The Android UI framework is, like the other UI frameworks, organized around the common Model-View-Controller pattern illustrated in Figure. It provides structure and tools for building a Controller that handles user input (like key presses and screen taps) and a View that renders graphical information to the screen.


The Model
The Model is the guts of your application: what it actually does. It might be, for instance, the database of tunes on your device and the code for playing them. It might be your list of contacts and the code that places phone calls or sends IMs to them.

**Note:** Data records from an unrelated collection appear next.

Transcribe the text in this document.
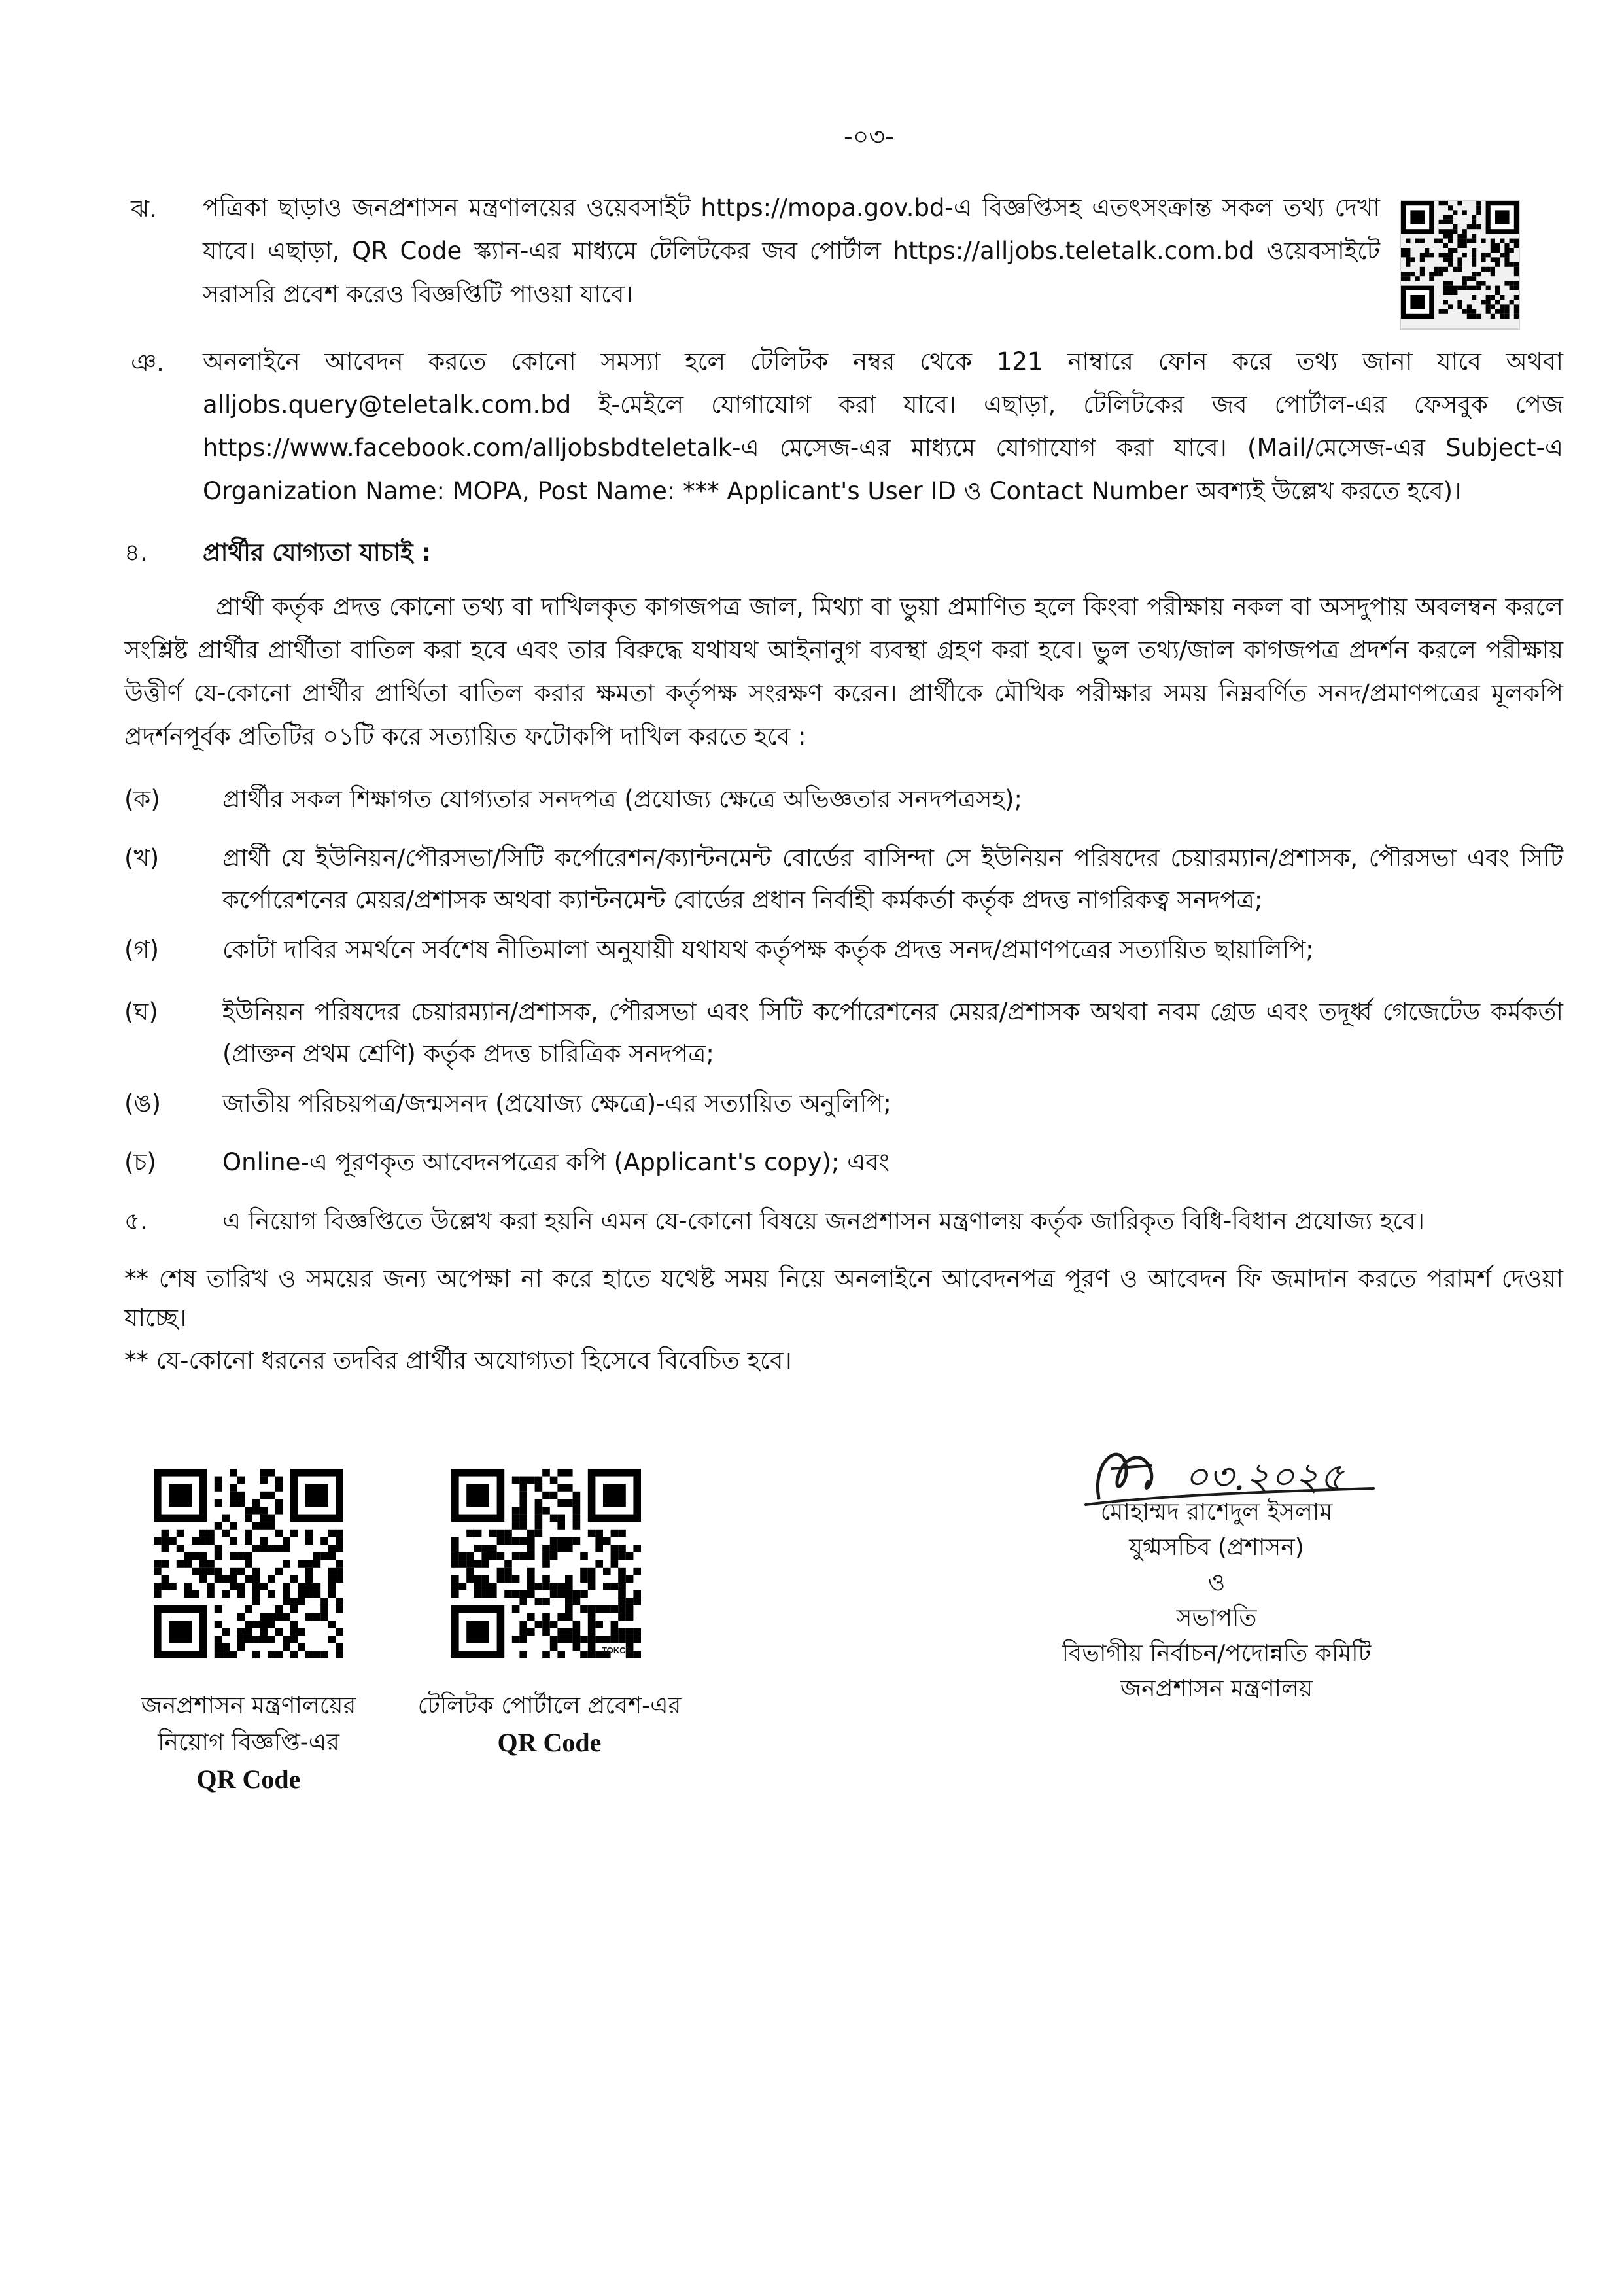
-০৩-
ঝ. পত্রিকা ছাড়াও জনপ্রশাসন মন্ত্রণালয়ের ওয়েবসাইট https://mopa.gov.bd-এ বিজ্ঞপ্তিসহ এতৎসংক্রান্ত সকল তথ্য দেখা যাবে। এছাড়া, QR Code স্ক্যান-এর মাধ্যমে টেলিটকের জব পোর্টাল https://alljobs.teletalk.com.bd ওয়েবসাইটে সরাসরি প্রবেশ করেও বিজ্ঞপ্তিটি পাওয়া যাবে।
ঞ. অনলাইনে আবেদন করতে কোনো সমস্যা হলে টেলিটক নম্বর থেকে 121 নাম্বারে ফোন করে তথ্য জানা যাবে অথবা alljobs.query@teletalk.com.bd ই-মেইলে যোগাযোগ করা যাবে। এছাড়া, টেলিটকের জব পোর্টাল-এর ফেসবুক পেজ https://www.facebook.com/alljobsbdteletalk-এ মেসেজ-এর মাধ্যমে যোগাযোগ করা যাবে। (Mail/মেসেজ-এর Subject-এ Organization Name: MOPA, Post Name: *** Applicant's User ID ও Contact Number অবশ্যই উল্লেখ করতে হবে)।
৪. প্রার্থীর যোগ্যতা যাচাই :
প্রার্থী কর্তৃক প্রদত্ত কোনো তথ্য বা দাখিলকৃত কাগজপত্র জাল, মিথ্যা বা ভুয়া প্রমাণিত হলে কিংবা পরীক্ষায় নকল বা অসদুপায় অবলম্বন করলে সংশ্লিষ্ট প্রার্থীর প্রার্থীতা বাতিল করা হবে এবং তার বিরুদ্ধে যথাযথ আইনানুগ ব্যবস্থা গ্রহণ করা হবে। ভুল তথ্য/জাল কাগজপত্র প্রদর্শন করলে পরীক্ষায় উত্তীর্ণ যে-কোনো প্রার্থীর প্রার্থিতা বাতিল করার ক্ষমতা কর্তৃপক্ষ সংরক্ষণ করেন। প্রার্থীকে মৌখিক পরীক্ষার সময় নিম্নবর্ণিত সনদ/প্রমাণপত্রের মূলকপি প্রদর্শনপূর্বক প্রতিটির ০১টি করে সত্যায়িত ফটোকপি দাখিল করতে হবে :
(ক)	প্রার্থীর সকল শিক্ষাগত যোগ্যতার সনদপত্র (প্রযোজ্য ক্ষেত্রে অভিজ্ঞতার সনদপত্রসহ);
(খ)	প্রার্থী যে ইউনিয়ন/পৌরসভা/সিটি কর্পোরেশন/ক্যান্টনমেন্ট বোর্ডের বাসিন্দা সে ইউনিয়ন পরিষদের চেয়ারম্যান/প্রশাসক, পৌরসভা এবং সিটি কর্পোরেশনের মেয়র/প্রশাসক অথবা ক্যান্টনমেন্ট বোর্ডের প্রধান নির্বাহী কর্মকর্তা কর্তৃক প্রদত্ত নাগরিকত্ব সনদপত্র;
(গ)	কোটা দাবির সমর্থনে সর্বশেষ নীতিমালা অনুযায়ী যথাযথ কর্তৃপক্ষ কর্তৃক প্রদত্ত সনদ/প্রমাণপত্রের সত্যায়িত ছায়ালিপি;
(ঘ)	ইউনিয়ন পরিষদের চেয়ারম্যান/প্রশাসক, পৌরসভা এবং সিটি কর্পোরেশনের মেয়র/প্রশাসক অথবা নবম গ্রেড এবং তদূর্ধ্ব গেজেটেড কর্মকর্তা (প্রাক্তন প্রথম শ্রেণি) কর্তৃক প্রদত্ত চারিত্রিক সনদপত্র;
(ঙ)	জাতীয় পরিচয়পত্র/জন্মসনদ (প্রযোজ্য ক্ষেত্রে)-এর সত্যায়িত অনুলিপি;
(চ)	Online-এ পূরণকৃত আবেদনপত্রের কপি (Applicant's copy); এবং
৫.	এ নিয়োগ বিজ্ঞপ্তিতে উল্লেখ করা হয়নি এমন যে-কোনো বিষয়ে জনপ্রশাসন মন্ত্রণালয় কর্তৃক জারিকৃত বিধি-বিধান প্রযোজ্য হবে।
** শেষ তারিখ ও সময়ের জন্য অপেক্ষা না করে হাতে যথেষ্ট সময় নিয়ে অনলাইনে আবেদনপত্র পূরণ ও আবেদন ফি জমাদান করতে পরামর্শ দেওয়া যাচ্ছে।
** যে-কোনো ধরনের তদবির প্রার্থীর অযোগ্যতা হিসেবে বিবেচিত হবে।
জনপ্রশাসন মন্ত্রণালয়ের
নিয়োগ বিজ্ঞপ্তি-এর
QR Code
TOKCB
টেলিটক পোর্টালে প্রবেশ-এর
QR Code
০৩.২০২৫
মোহাম্মদ রাশেদুল ইসলাম
যুগ্মসচিব (প্রশাসন)
ও
সভাপতি
বিভাগীয় নির্বাচন/পদোন্নতি কমিটি
জনপ্রশাসন মন্ত্রণালয়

While a particular application’s View and Controller will necessarily reflect the Model they manipulate, a single Model might be used by several different applications. Think, for instance, of an MP3 player and an application that converts MP3 files into WAV files. For both applications, the Model includes the MP3 file format and codecs for it. The former application, however, has the familiar Stop, Start, and Pause controls, and plays the track. The latter may not produce any sound at all; instead, it will have controls for setting bitrate, etc. The Model is all about the data.

The View
The View is the application’s feedback to the user. It is the portion of the application responsible for rendering the display, sending audio to speakers, generating tactile feedback, and so on. The graphical portion of the Android UI framework’s View, is implemented as a tree of subclasses of the View class. Graphically, each of these objects represents a rectangular area on the screen that is completely within the rectangular area represented by its parent in the tree. The root of this tree is the application window.

The Controller
The Controller is the portion of an application that responds to external actions: a keystroke, a screen tap, an incoming call, etc. It is implemented as an event queue. Each external action is represented as a unique event in the queue. The framework removes each event from the queue in order and dispatches it.